11. Er zijn geen voor vergoeding in aanmerking komende proceskosten.
Hoe nu verder?
12. De rechtbank stelt vast dat [naam persoon 3] en zijn gezinsleden nog steeds in een woning wonen die niet geschikt is, gelet op [naam persoon 3] medische situatie. De gevolgen van de intrekking van de urgentieverklaring zijn voor hem dus heel erg groot. De rechtbank weet ook niet wat de uitkomst zal zijn als verweerder opnieuw op het bezwaarschrift beslist. Gelet op de lange duur van de procedure en de omstandigheden van het geval ziet de rechtbank aanleiding om ambtshalve (uit zichzelf) een voorlopige voorziening te treffen [3] .
De eerste fase van drie maanden is inmiddels doorlopen. Eiser zou dan dus nu in de tweede fase zitten.
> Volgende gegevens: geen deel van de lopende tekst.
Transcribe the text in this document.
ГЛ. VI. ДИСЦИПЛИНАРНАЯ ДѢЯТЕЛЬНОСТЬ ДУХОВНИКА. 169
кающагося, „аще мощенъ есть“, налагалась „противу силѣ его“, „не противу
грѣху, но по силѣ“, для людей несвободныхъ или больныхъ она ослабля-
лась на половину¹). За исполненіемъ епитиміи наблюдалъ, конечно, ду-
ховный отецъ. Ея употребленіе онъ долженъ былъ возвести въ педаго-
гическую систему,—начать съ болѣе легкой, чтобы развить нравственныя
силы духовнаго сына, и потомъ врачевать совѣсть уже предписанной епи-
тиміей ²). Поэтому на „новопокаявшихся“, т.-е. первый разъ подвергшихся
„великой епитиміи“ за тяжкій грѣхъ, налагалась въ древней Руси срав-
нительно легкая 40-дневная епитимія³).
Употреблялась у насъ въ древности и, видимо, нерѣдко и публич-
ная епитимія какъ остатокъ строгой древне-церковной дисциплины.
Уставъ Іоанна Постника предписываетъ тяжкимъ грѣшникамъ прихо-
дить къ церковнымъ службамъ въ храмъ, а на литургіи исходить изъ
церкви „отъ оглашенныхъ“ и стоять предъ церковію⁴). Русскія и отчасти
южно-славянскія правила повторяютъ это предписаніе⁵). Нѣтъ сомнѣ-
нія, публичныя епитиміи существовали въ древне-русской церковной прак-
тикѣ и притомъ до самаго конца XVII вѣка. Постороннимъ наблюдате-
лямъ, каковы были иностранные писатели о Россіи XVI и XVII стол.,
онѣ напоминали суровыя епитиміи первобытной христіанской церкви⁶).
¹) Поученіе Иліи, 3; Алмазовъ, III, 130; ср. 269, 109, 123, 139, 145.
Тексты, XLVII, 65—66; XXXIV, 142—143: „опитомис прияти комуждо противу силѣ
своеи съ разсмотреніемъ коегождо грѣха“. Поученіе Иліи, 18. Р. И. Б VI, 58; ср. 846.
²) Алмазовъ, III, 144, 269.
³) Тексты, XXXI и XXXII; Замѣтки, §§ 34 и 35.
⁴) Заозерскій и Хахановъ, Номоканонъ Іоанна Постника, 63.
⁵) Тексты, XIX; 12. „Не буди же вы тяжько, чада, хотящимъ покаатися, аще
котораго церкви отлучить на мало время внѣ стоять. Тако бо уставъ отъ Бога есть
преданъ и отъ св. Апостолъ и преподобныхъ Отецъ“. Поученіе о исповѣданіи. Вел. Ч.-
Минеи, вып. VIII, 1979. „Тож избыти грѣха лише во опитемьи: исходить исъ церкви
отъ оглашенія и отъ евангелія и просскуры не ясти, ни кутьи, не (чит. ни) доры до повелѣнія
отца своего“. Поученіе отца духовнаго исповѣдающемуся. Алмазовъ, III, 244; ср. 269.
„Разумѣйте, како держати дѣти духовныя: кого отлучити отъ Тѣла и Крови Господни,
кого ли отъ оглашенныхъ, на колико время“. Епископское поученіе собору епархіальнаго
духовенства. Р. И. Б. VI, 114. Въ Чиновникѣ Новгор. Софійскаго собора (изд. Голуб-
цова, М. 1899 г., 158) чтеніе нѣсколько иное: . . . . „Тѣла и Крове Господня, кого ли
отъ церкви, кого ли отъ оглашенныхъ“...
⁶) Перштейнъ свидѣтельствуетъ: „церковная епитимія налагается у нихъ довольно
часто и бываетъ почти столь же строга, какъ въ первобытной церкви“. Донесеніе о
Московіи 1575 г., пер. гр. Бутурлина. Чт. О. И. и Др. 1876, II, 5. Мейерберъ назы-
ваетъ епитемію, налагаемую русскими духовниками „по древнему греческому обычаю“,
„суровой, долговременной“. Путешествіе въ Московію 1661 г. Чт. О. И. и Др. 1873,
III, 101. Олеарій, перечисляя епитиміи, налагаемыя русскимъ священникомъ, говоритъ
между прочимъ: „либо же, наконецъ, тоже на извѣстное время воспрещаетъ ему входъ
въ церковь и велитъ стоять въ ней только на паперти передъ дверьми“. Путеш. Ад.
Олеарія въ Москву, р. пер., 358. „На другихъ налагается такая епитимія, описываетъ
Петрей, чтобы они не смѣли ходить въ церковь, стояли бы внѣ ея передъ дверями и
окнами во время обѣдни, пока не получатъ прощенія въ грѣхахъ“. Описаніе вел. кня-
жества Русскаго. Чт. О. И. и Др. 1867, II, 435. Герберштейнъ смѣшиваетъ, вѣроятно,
De rechtbank zal daarom bepalen dat verweerder er in het kader van de tweede fase voor moet zorgdragen dat er vanuit de corporaties [4] één directe aanbieding aan eiser wordt gedaan van een woning die voldoet aan het in de urgentie genoemde zoekprofiel. Daarbij zal voor eiser het motto ‘take it or leave it’ gelden.

Beslissing

De rechtbank:
- verklaart het beroep gegrond;
- vernietigt het bestreden besluit;
- draagt verweerder op binnen acht weken na de dag van verzending van deze uitspraak een nieuw besluit te nemen op het bezwaar met inachtneming van deze uitspraak;
- treft ambtshalve de voorziening dat verweerder er in het kader van de tweede fase voor zorg draagt dat er vanuit de corporaties één directe aanbieding aan eiser wordt gedaan van een woning die voldoet aan het in de urgentie genoemde zoekprofiel;
- draagt verweerder op het betaalde griffierecht van € 181,- aan eiser te vergoeden.
Deze uitspraak is gedaan door mr. I. Bouter, rechter, in aanwezigheid van E.C. Petrusma, griffier. De uitspraak is uitgesproken in het openbaar op 13 mei 2022.
griffier
rechter
Een afschrift van deze uitspraak is verzonden aan partijen op:

Bent u het niet eens met deze uitspraak?

Als u het niet eens bent met deze uitspraak, kunt u een brief sturen naar de Afdeling bestuursrechtspraak van de Raad van State waarin u uitlegt waarom u het er niet mee eens bent. Dit heet een beroepschrift. U moet dit beroepschrift indienen binnen 6 weken na de dag waarop deze uitspraak is verzonden. U ziet deze datum hierboven.

Voetnoten

1.Dit staat in artikel 2.4, eerste lid, aanhef en onder a, van de bijlage bij de Verordening woonruimtebemiddeling regio Rotterdam 2020 (Verordening).
2.Dit staat in artikel 4.2, eerste lid, van de bijlage bij de Verordening.
3.Dit is mogelijk op grond van artikel 8:72, vijfde lid, van de Algemene wet bestuursrecht.
4.Conform artikel 4.3, derde lid, van de bijlage bij de Verordening.